Is There a Link Between Oral Health and Cancer?

Is There a Link Between Oral Health and Cancer?

Oral health is intricately connected to overall body health, as issues in the mouth can often lead to or exacerbate systemic conditions. The mouth is the gateway to the rest of the body, and the relationship between oral health and overall health cannot be understated. 

This concept finds its roots in the "focal infection theory", which suggests that infections in the mouth can affect the entire body. Dr. Weston Price, a pioneering researcher in dental health in the early 20th century, substantiated this theory through extensive experiments. He discovered that root canal-treated teeth could contribute to systemic diseases due to harmful microbes that linger in the teeth, even post-extraction.

For many years, mainstream dentistry dismissed the focal infection theory, viewing the mouth as separate from the rest of the body. However, there has been a paradigm shift due to the emerging research in recent years. 

Hundreds of papers explored the possible links between oral and systemic diseases. Since 1989, over 1,000 publications have investigated these connections, identifying associations between oral diseases and health conditions such as heart disease, stroke, inflammation, diabetes, liver disease, rheumatoid arthritis, and low birth weight in infants. More health professionals are understanding and talking about the role that oral health plays in overall health, reaffirming the importance of good dental care.

One of the most dynamic areas of current research is the relationship between gum disease and cancer.

How Is Gum and Oral Health Connected to Cancer?

Periodontal disease, also known as gum disease, is a broad term that can include anything from minor inflammation of the gums to infections severe enough to result in tooth loss, according to the National Institutes of Health

A new study published in Cancer Epidemiology, Biomarkers & Prevention, a journal of the American Association for Cancer Research (AACR), showed that periodontal disease was associated with increased risk of several types of cancer in postmenopausal women.

Seeking to understand how periodontal disease can affect cancer risk, Dr. Wactawski-Wende and colleagues conducted a cohort study of 65,869 women aged 54 to 86 between 1999 and 2013.  The study showed that a history of periodontal disease was associated with a 14% higher risk of developing any cancer. The strongest association was for cancer of the esophagus, which was more than three times more likely in women with periodontal disease than women who did not report periodontal disease. Lung cancer, gallbladder cancer, melanoma, and breast cancer were also associated with higher risk.

Recent research published in the Journal of the National Cancer Institute revealed that severe gum disease, known as periodontitis, significantly increases the risk of developing cancer, particularly lung and colorectal cancers. Patients with periodontitis were found to have a 24% higher risk of developing cancer compared to those with mild gum disease or healthy gums.

Additionally, the study reported that edentulous (toothless) patients had a 28% greater overall risk of cancer and an 80% higher risk of colon cancer. Even non-smokers with severe periodontal disease had more than double the risk of lung cancer.

Complementing these findings, other recent studies have examined the oral microbiome—the eco-system of bacteria living in the mouth—and its relationship with cancer risk. A study published in Cancer Research found an association between specific oral bacteria and the risk of esophageal cancer. Similar research has linked distinct microbial communities with head and neck cancers, colorectal cancer, pancreatic cancer, and stomach cancer.

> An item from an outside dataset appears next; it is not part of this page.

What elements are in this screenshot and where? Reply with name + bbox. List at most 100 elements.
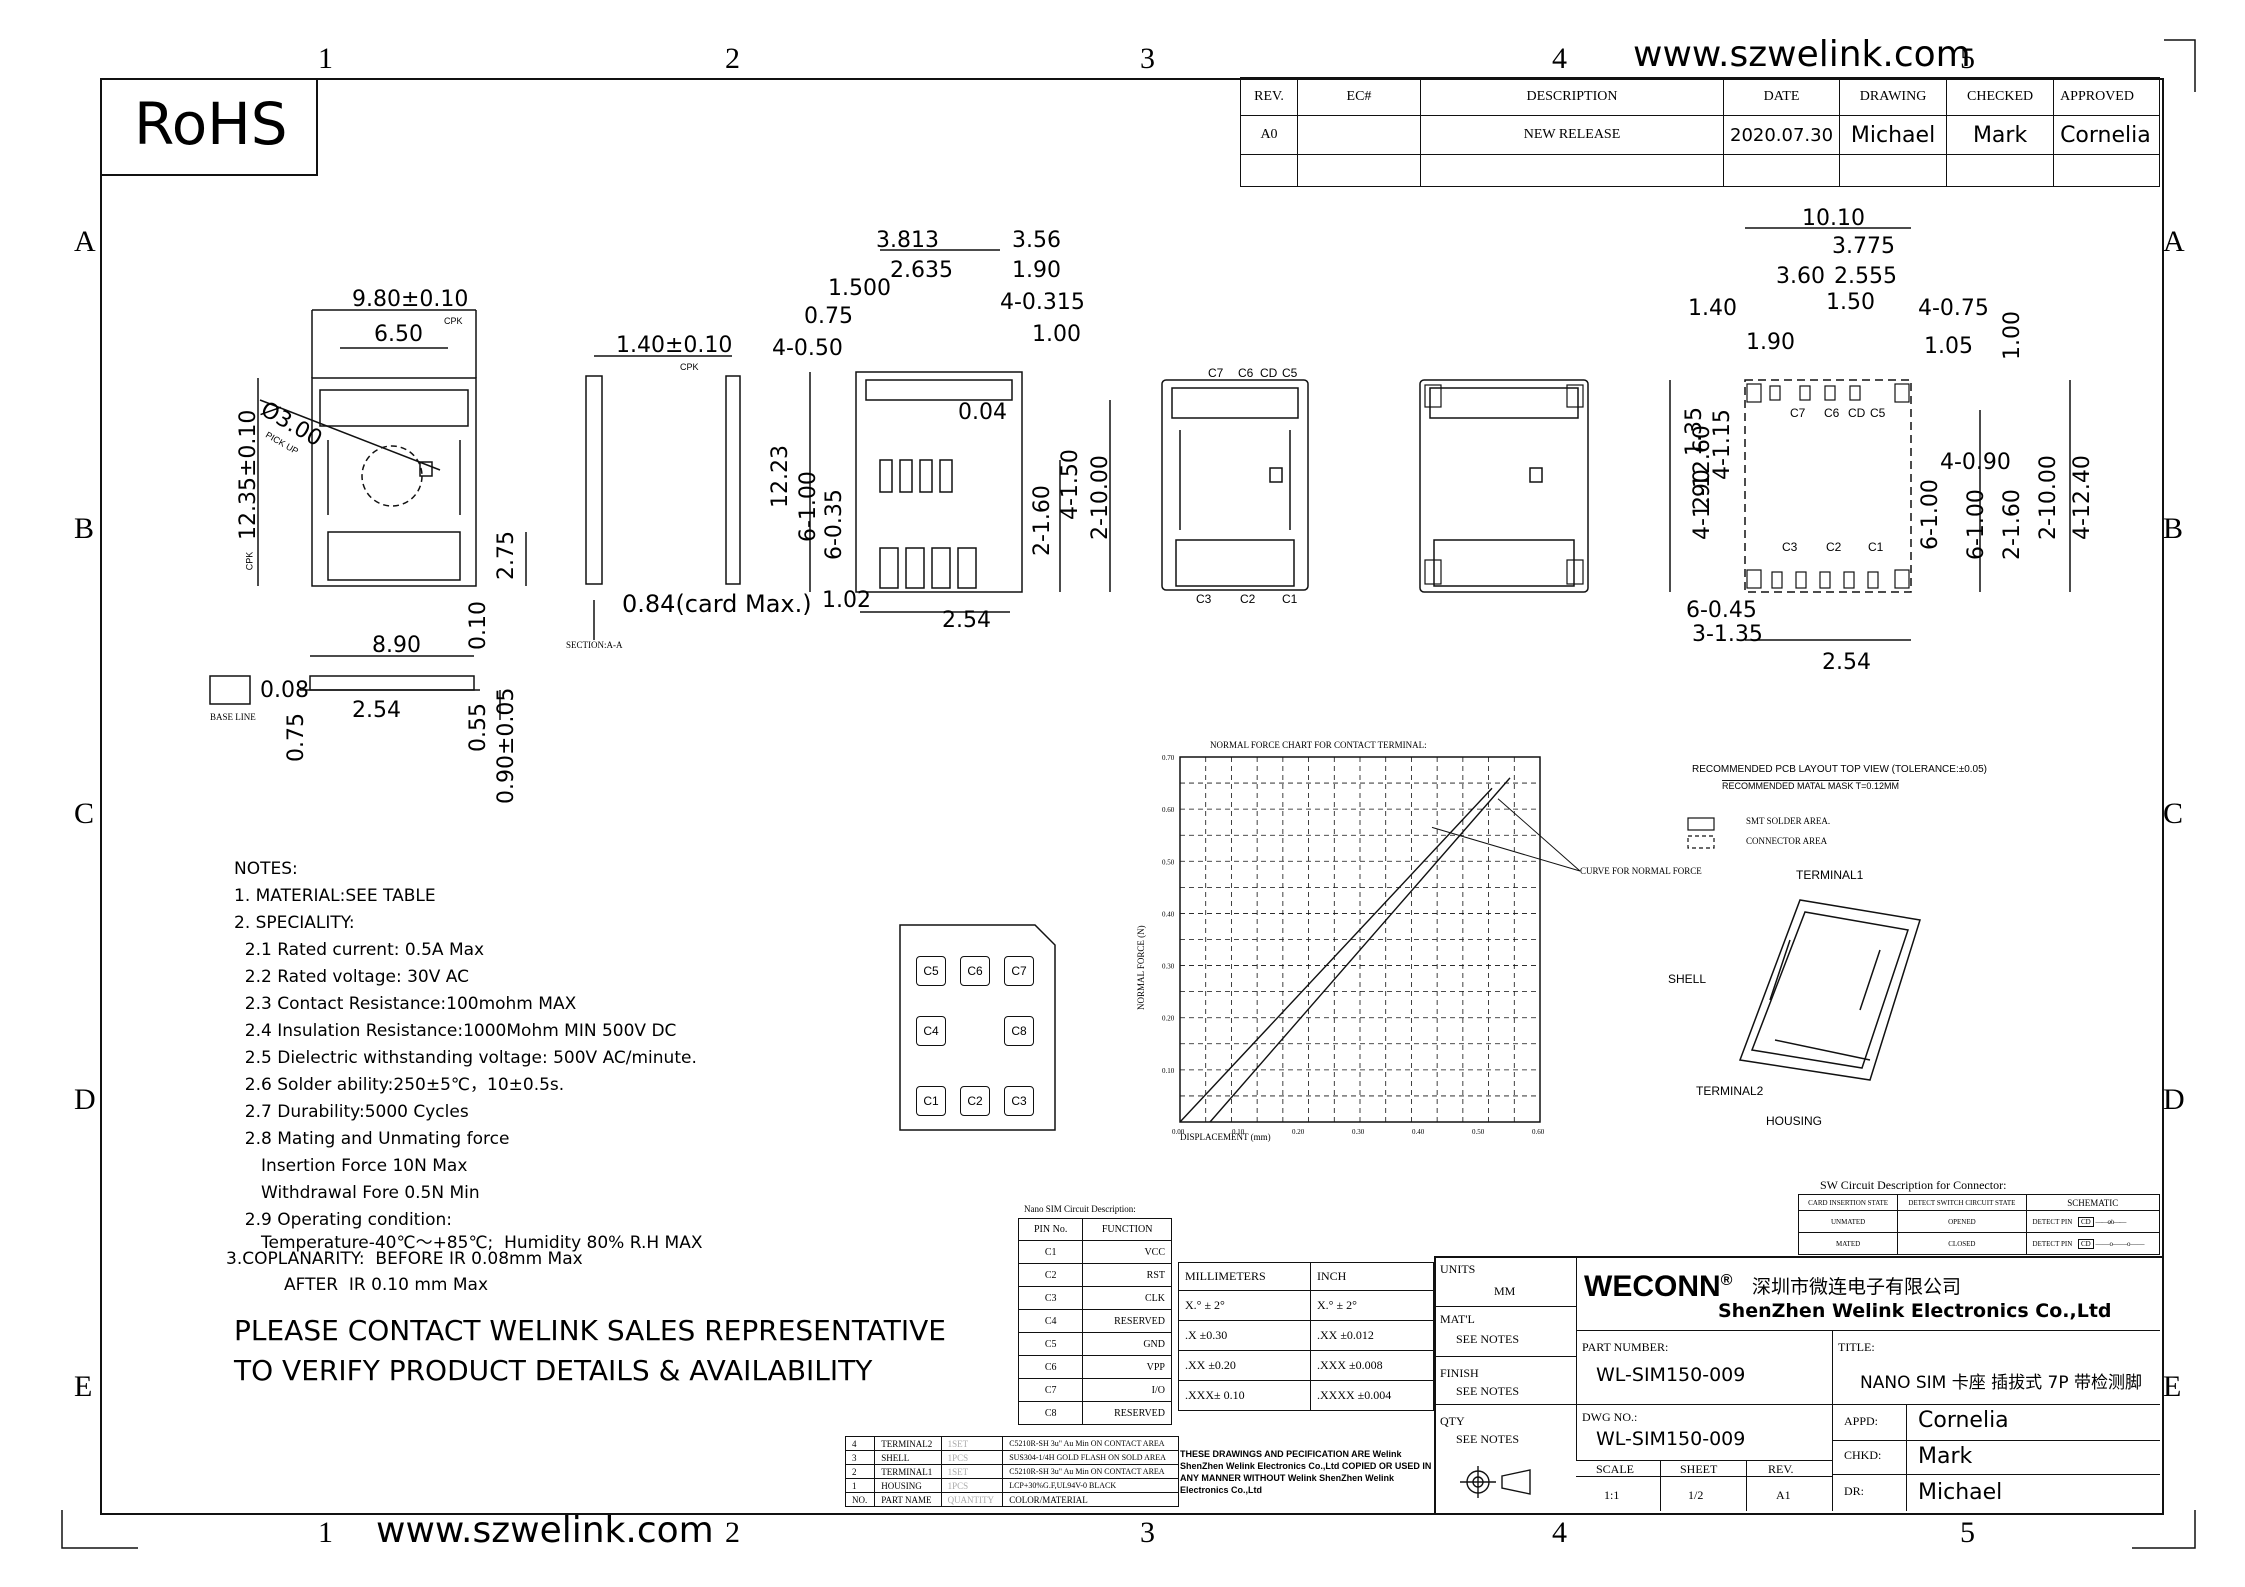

Studies like these add to a growing body of evidence that oral health is closely linked to overall health.

What Should We Do?

Maintaining healthy teeth and gums could reduce your risk of developing certain cancers. Here are 3 easy tips.

1. Regular Brushing and Flossing - Did you know that even missing one night of brushing and flossing can lead to an amazon of bacteria and biofilm on your teeth? Keep your oral care routine as a non-negotiable in your daily habits. Expert tip: Brush with non-fluoride toothpaste with hydroxyapatite and xylitol to maintain a healthy oral microbiome.

2. Whole Foods Diet - Going back to the basics of Weston A Price, processed food changes the biochemistry in the mouth, which we have to counteract. Remove processed foods as much as possible and aim for a diet high in whole and real food.

3. Incorporate Oral Probiotics - You can also include fermented foods such as sauerkraut, kimchi, kefir, kombucha, or yogurt. Keeping that delicate balance of good vs bad bacteria in the mouth

Ultimately, the key to good overall health could be linked to good oral care and how healthy your gums and mouth are. Research continues to show how the mouth is not separate from the rest of the body and the connection can be way more powerful than we realize.